From PhilPapers forum PhilPapers Surveys:

2009-12-13
Theism, Atheism, Agnosticism?
Reply to Noam Zohar
Theism can safely be taken to be the belief that God, as traditionally conceived by Jews, Christians and Muslims, exists. Atheism is the belief that theism is false. Indeed, some dictionaries go this way and in contexts like the survey the terms are unlikely to mislead.
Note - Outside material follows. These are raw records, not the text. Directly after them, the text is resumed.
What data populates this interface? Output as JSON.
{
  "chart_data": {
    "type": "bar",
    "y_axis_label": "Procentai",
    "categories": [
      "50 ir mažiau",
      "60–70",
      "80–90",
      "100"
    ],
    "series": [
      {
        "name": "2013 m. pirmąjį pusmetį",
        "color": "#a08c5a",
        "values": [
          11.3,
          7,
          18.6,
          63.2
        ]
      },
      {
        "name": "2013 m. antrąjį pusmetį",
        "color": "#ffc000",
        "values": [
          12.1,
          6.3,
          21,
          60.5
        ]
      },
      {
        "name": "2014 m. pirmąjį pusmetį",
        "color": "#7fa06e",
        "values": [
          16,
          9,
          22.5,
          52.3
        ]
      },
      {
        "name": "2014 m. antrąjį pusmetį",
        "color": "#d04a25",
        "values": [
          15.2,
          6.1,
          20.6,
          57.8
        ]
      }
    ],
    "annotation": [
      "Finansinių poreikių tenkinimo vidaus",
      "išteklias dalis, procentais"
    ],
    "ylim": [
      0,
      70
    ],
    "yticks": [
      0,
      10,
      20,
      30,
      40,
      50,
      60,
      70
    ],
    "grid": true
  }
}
But it is much harder to know what position ‘agnosticism’ denotes. It is often defined as the view that we cannot know whether theism or atheism is correct. Suppose I believe that theism is false, because I think all the evil and trouble in the world make theism’s truth so unlikely that disbelief is warranted. So I’m an atheist. But suppose I also believe that I cannot positively know that theism is false–I hold that we cannot positively know such things one way or the other. (There are, surely, things I'm entitled to believe that I don't know, e.g. that I won't be run over by a bus today.)
Then I’m also an agnostic, which seems wrong. Atheism and agnosticism are supposed to exclude one another.

I believe this problem led Russell to say that he was an agnostic, while cautioning that his version of agnosticism would strike many people as atheism.

Or suppose that I have no opinion one way or another about these matters, but I don’t believe that we cannot know whether theism is true or false. Perhaps there are arguments in books somewhere that positively prove theism or perhaps prove atheism. Further, I can imagine events that, if they happened, would decide the matter. For example, suppose tomorrow morning the trumpet blows, the dead rise, and so on. That would settle things as far as I’m concerned. Then I am not an agnostic, even though I have no opinion one way or the other about theism, because I don’t believe that we cannot know that theism is true or false.

So it’s pretty unclear what agnosticism amounts to. One wants it to exclude theism and atheism, but on the standard definition, it doesn’t. Nor does it necessarily include people who have no opinion one way or another about religious matters.